The Scottish Ministers have made the Visitor Levy (Amendment) (Scotland) Act 2026 (Commencement and Transitional Provisions) Regulations 2026, with the instrument made on 3 June 2026, laid before the Scottish Parliament on 5 June 2026 and due to come into force on 22 July 2026. According to the Scottish Statutory Instrument published on legislation.gov.uk, the regulations were signed by Jenny Gilruth on behalf of the Scottish Government. In practical terms, this is the commencement instrument for the remaining parts of the 2026 amendment Act. It does not itself establish a nationwide levy scheme. Instead, it fixes the date on which the outstanding provisions of the amendment Act take legal effect and sets a specific transitional rule for some councils already moving through the scheme-making process.

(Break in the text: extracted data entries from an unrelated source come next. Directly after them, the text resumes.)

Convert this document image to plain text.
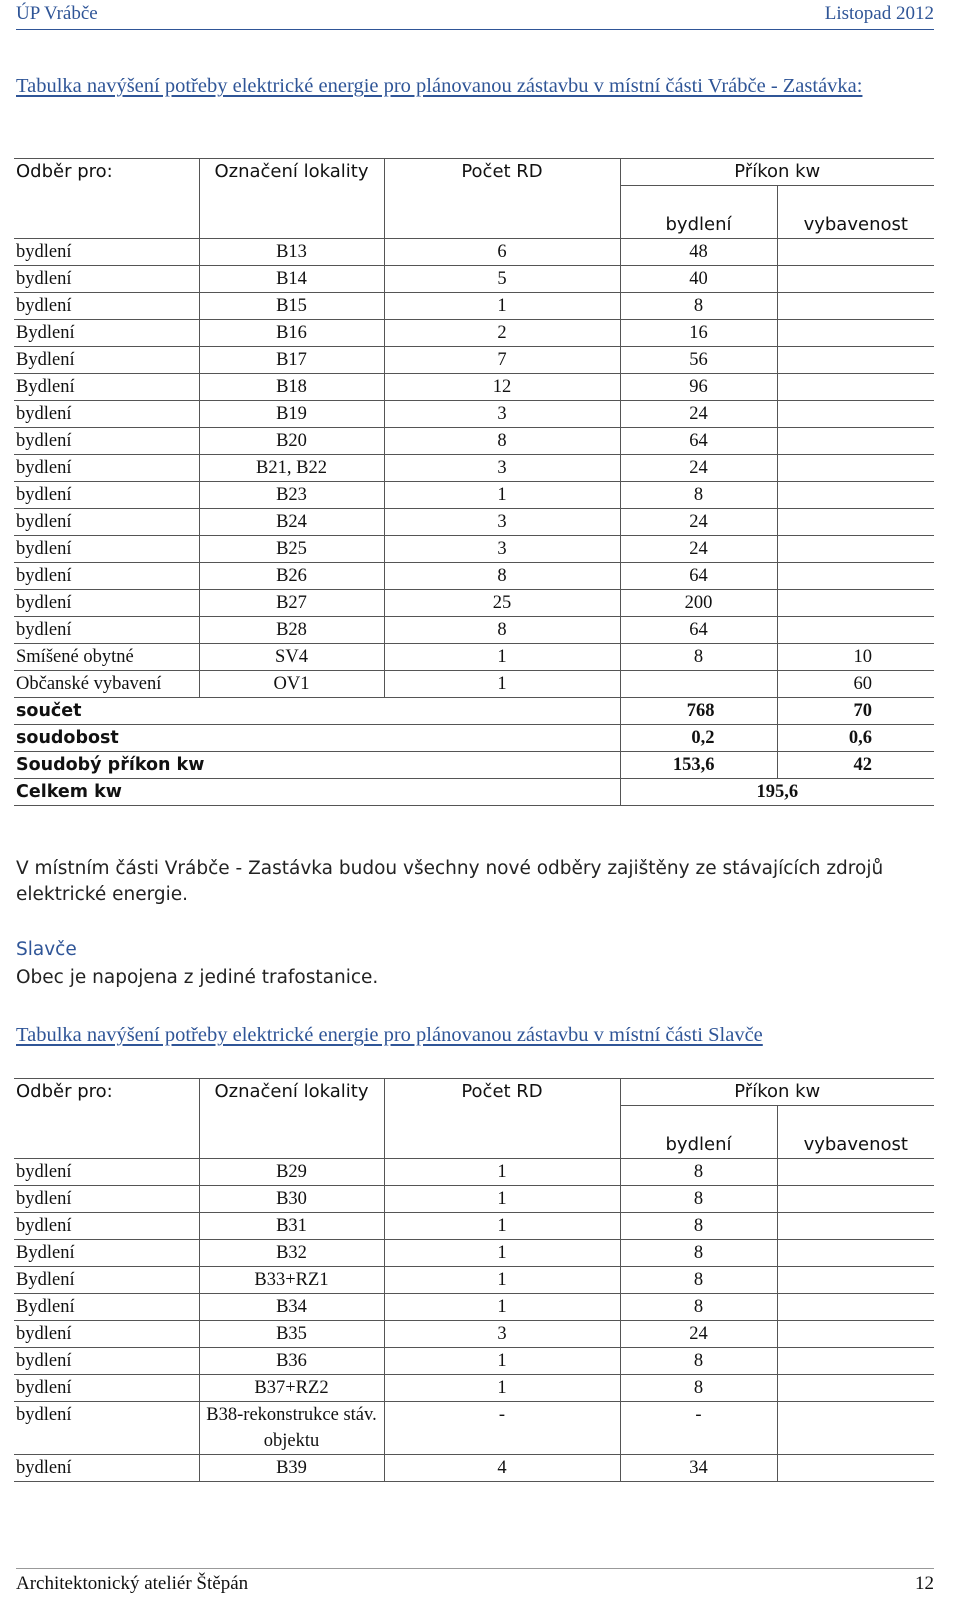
ÚP Vrábče	Listopad 2012
Tabulka navýšení potřeby elektrické energie pro plánovanou zástavbu v místní části Vrábče - Zastávka:
Odběr pro:	Označení lokality	Počet RD	Příkon kw	

			bydlení	vybavenost
bydlení	B13	6	48	
bydlení	B14	5	40	
bydlení	B15	1	8	
Bydlení	B16	2	16	
Bydlení	B17	7	56	
Bydlení	B18	12	96	
bydlení	B19	3	24	
bydlení	B20	8	64	
bydlení	B21, B22	3	24	
bydlení	B23	1	8	
bydlení	B24	3	24	
bydlení	B25	3	24	
bydlení	B26	8	64	
bydlení	B27	25	200	
bydlení	B28	8	64	
Smíšené obytné	SV4	1	8	10
Občanské vybavení	OV1	1		60
součet			768	70
soudobost			0,2	0,6
Soudobý příkon kw			153,6	42
Celkem kw			195,6	
V místním části Vrábče - Zastávka budou všechny nové odběry zajištěny ze stávajících zdrojů elektrické energie.
Slavče
Obec je napojena z jediné trafostanice.
Tabulka navýšení potřeby elektrické energie pro plánovanou zástavbu v místní části Slavče
Odběr pro:	Označení lokality	Počet RD	Příkon kw	

			bydlení	vybavenost
bydlení	B29	1	8	
bydlení	B30	1	8	
bydlení	B31	1	8	
Bydlení	B32	1	8	
Bydlení	B33+RZ1	1	8	
Bydlení	B34	1	8	
bydlení	B35	3	24	
bydlení	B36	1	8	
bydlení	B37+RZ2	1	8	
bydlení	B38-rekonstrukce stáv. objektu	-	-	
bydlení	B39	4	34	
Architektonický ateliér Štěpán	12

The explanatory note states that the Visitor Levy (Amendment) (Scotland) Act 2026 received Royal Assent on 21 May 2026. Part 2, other than section 15, came into force on the day after Royal Assent. Sections 2, 4, 5, 7, 8, 9 and the relevant parts of section 15, together with Parts 2 and 3 of the schedule, are brought into force by this instrument on 22 July 2026. That matters because commencement regulations settle the legal timetable. For local authorities, tourism businesses and advisers, the instrument provides a fixed date for when the remaining amendments move from enacted text to operative law.

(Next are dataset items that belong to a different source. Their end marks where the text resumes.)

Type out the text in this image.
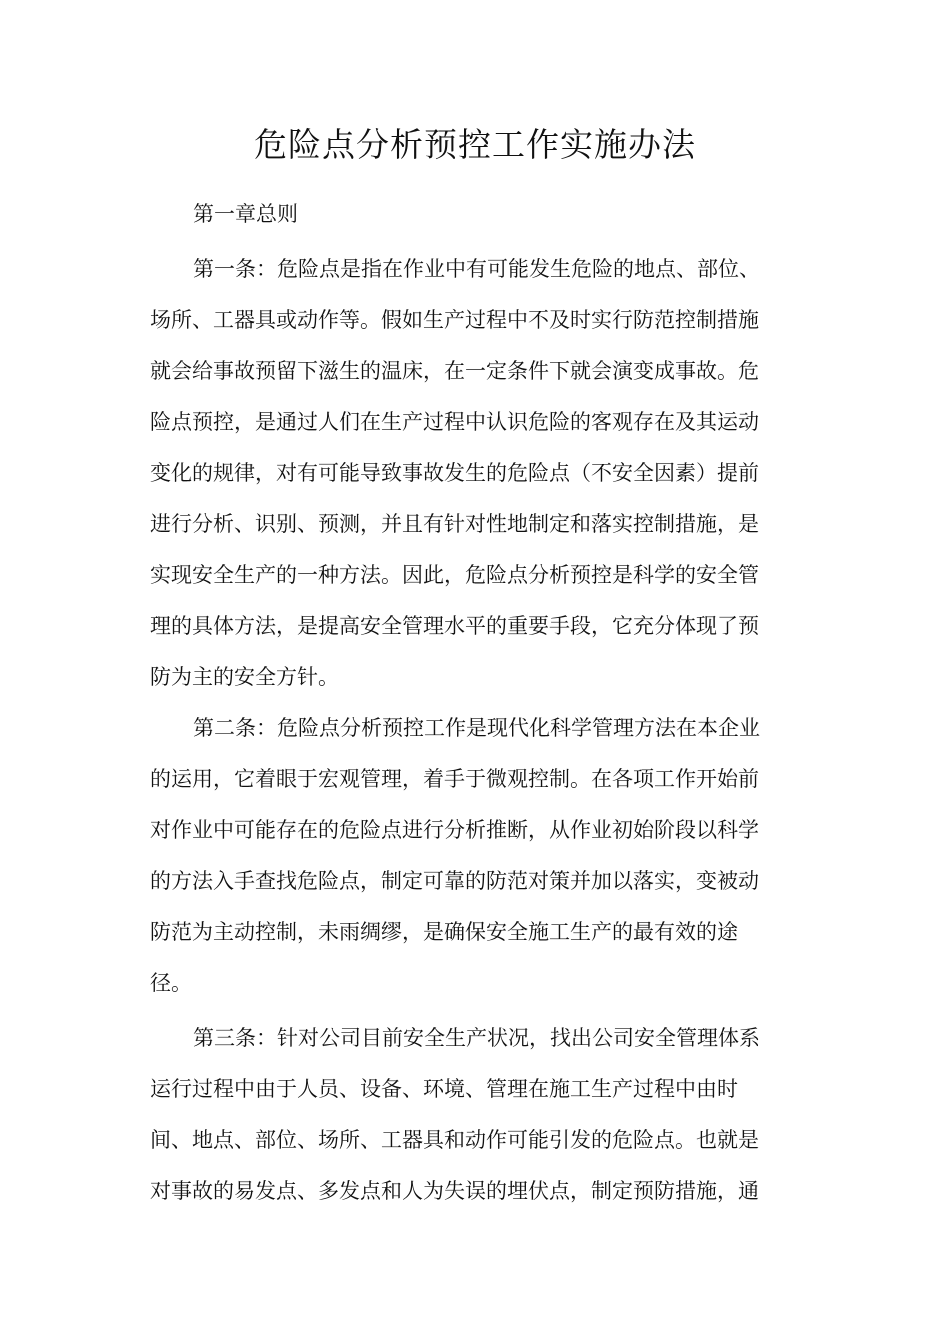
危险点分析预控工作实施办法
第一章总则
第一条：危险点是指在作业中有可能发生危险的地点、部位、
场所、工器具或动作等。假如生产过程中不及时实行防范控制措施
就会给事故预留下滋生的温床，在一定条件下就会演变成事故。危
险点预控，是通过人们在生产过程中认识危险的客观存在及其运动
变化的规律，对有可能导致事故发生的危险点（不安全因素）提前
进行分析、识别、预测，并且有针对性地制定和落实控制措施，是
实现安全生产的一种方法。因此，危险点分析预控是科学的安全管
理的具体方法，是提高安全管理水平的重要手段，它充分体现了预
防为主的安全方针。
第二条：危险点分析预控工作是现代化科学管理方法在本企业
的运用，它着眼于宏观管理，着手于微观控制。在各项工作开始前
对作业中可能存在的危险点进行分析推断，从作业初始阶段以科学
的方法入手查找危险点，制定可靠的防范对策并加以落实，变被动
防范为主动控制，未雨绸缪，是确保安全施工生产的最有效的途
径。
第三条：针对公司目前安全生产状况，找出公司安全管理体系
运行过程中由于人员、设备、环境、管理在施工生产过程中由时
间、地点、部位、场所、工器具和动作可能引发的危险点。也就是
对事故的易发点、多发点和人为失误的埋伏点，制定预防措施，通
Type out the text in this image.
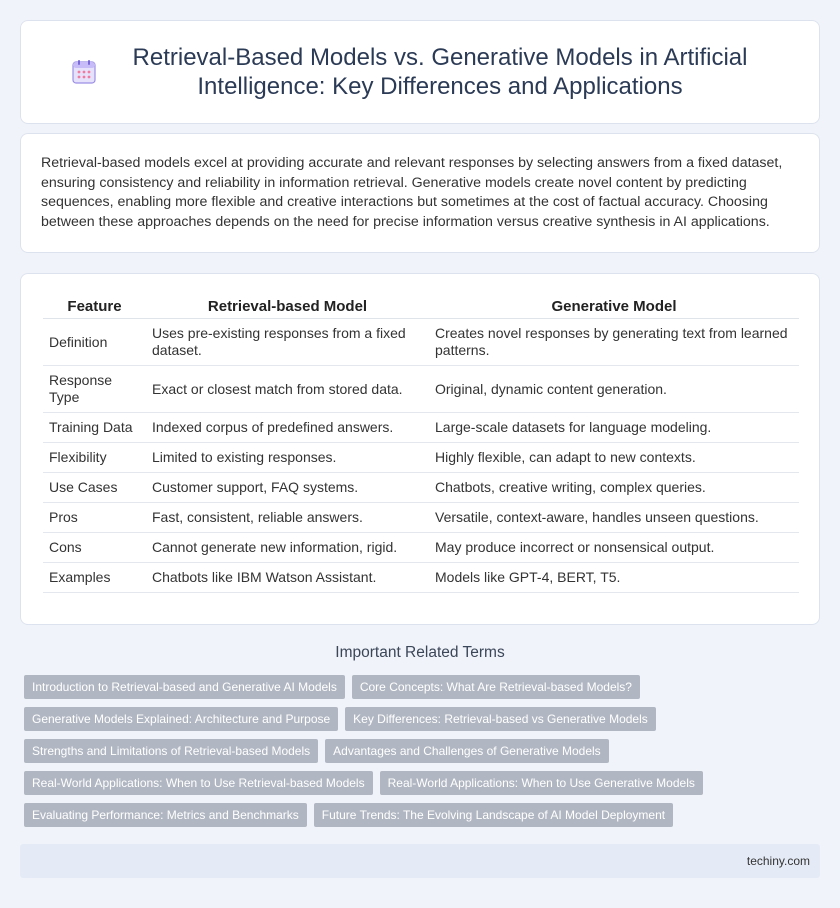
Retrieval-Based Models vs. Generative Models in Artificial Intelligence: Key Differences and Applications

Retrieval-based models excel at providing accurate and relevant responses by selecting answers from a fixed dataset, ensuring consistency and reliability in information retrieval. Generative models create novel content by predicting sequences, enabling more flexible and creative interactions but sometimes at the cost of factual accuracy. Choosing between these approaches depends on the need for precise information versus creative synthesis in AI applications.

Feature	Retrieval-based Model	Generative Model
Definition	Uses pre-existing responses from a fixed dataset.	Creates novel responses by generating text from learned patterns.
Response Type	Exact or closest match from stored data.	Original, dynamic content generation.
Training Data	Indexed corpus of predefined answers.	Large-scale datasets for language modeling.
Flexibility	Limited to existing responses.	Highly flexible, can adapt to new contexts.
Use Cases	Customer support, FAQ systems.	Chatbots, creative writing, complex queries.
Pros	Fast, consistent, reliable answers.	Versatile, context-aware, handles unseen questions.
Cons	Cannot generate new information, rigid.	May produce incorrect or nonsensical output.
Examples	Chatbots like IBM Watson Assistant.	Models like GPT-4, BERT, T5.
Important Related Terms
Introduction to Retrieval-based and Generative AI Models	Core Concepts: What Are Retrieval-based Models?
Generative Models Explained: Architecture and Purpose	Key Differences: Retrieval-based vs Generative Models
Strengths and Limitations of Retrieval-based Models	Advantages and Challenges of Generative Models
Real-World Applications: When to Use Retrieval-based Models	Real-World Applications: When to Use Generative Models
Evaluating Performance: Metrics and Benchmarks	Future Trends: The Evolving Landscape of AI Model Deployment
techiny.com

The more consequential element sits in regulation 3. The explanatory note says this transitional provision applies where a local authority wants to alter the basis of a proposed visitor levy scheme from a percentage charge to a fixed rate, and where that change counts as a significant modification under section 14(4)(bb) of the Visitor Levy (Scotland) Act 2024. Under the 2024 Act as amended, section 14(3B) would ordinarily require a minimum period of 18 months between publication of the relevant report under section 13(1)(c) and the date on which that significant modification could take effect, provided the scheme is not yet in force. Regulation 3 creates a temporary exception to that longer lead-in period for a defined group of schemes.
The exception is tightly drawn. According to regulation 3(2), the council must already have published, on or before 22 July 2026, a report under section 13(1)(c) stating that it intends to proceed with the proposed scheme. It must also have completed the notification and publication steps required by section 15(1) of the 2024 Act, and the scheme must still not be in force when these regulations commence. A further timing condition then applies. No later than six months after 22 July 2026, the same authority must publish another report under section 13(1)(c) stating that it intends to make a significant modification of the type described in section 14(4)(bb). Only where each of those statutory tests is met does the transitional relief become available.

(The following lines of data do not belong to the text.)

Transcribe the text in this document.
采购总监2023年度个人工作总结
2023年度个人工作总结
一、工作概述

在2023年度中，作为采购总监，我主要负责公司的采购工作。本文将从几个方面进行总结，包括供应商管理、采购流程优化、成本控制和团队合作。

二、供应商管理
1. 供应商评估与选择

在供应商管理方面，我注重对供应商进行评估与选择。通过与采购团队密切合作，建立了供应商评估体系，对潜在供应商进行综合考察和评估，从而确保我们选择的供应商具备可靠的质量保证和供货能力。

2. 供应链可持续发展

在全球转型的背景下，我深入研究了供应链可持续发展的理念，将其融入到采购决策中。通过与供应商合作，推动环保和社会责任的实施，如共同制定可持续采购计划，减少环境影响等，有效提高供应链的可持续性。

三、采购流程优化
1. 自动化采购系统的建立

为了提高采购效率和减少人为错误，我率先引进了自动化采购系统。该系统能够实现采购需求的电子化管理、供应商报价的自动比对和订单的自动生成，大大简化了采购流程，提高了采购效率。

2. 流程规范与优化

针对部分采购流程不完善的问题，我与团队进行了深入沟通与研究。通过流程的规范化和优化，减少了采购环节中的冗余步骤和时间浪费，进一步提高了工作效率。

If those conditions are satisfied, regulation 3(1) disapplies section 14(3B) for that case and substitutes a shorter minimum period. The significant modification may then take effect at least six months after the date of the later section 13(1)(c) report, rather than after 18 months. The instrument still places a floor under implementation timing. The modified scheme cannot take effect earlier than the original date publicised under section 15(1)(b)(ii) as the point at which the scheme would have come into force. In effect, councils may move to a fixed-rate model more quickly in this limited scenario, but they cannot use the transitional rule to bring a levy forward ahead of the date already placed in the public domain.
For councils that have already advanced a proposed scheme, the change removes part of the delay that would otherwise follow a late-stage redesign. A switch from percentage to fixed rate can be material for administration, public communication and the presentation of charges to visitors. The regulations recognise that some authorities may want that option without reopening the timetable by another 18 months. For accommodation providers and tourism businesses, the immediate effect is greater certainty on process rather than on price. The instrument confirms that any qualifying modification must still observe a six-month notice period and cannot take effect before the originally publicised commencement date. That limits the risk of a faster-than-expected start while leaving room for councils to revise scheme structure.
The legal effect is therefore procedural but important. From 22 July 2026, the remaining provisions of the 2026 amendment Act will be in force, and a temporary bridge will exist for a narrow set of proposed local schemes that wish to move from a percentage levy to a fixed-rate levy. For policy teams, finance officers and operators in the visitor economy, the main reading of the instrument is straightforward. The Scottish Government has now fixed the outstanding commencement date, and it has also reduced one transition period where councils are already well advanced and meet every condition set out in regulation 3. The operative detail sits in the statutory wording rather than in broad ministerial discretion.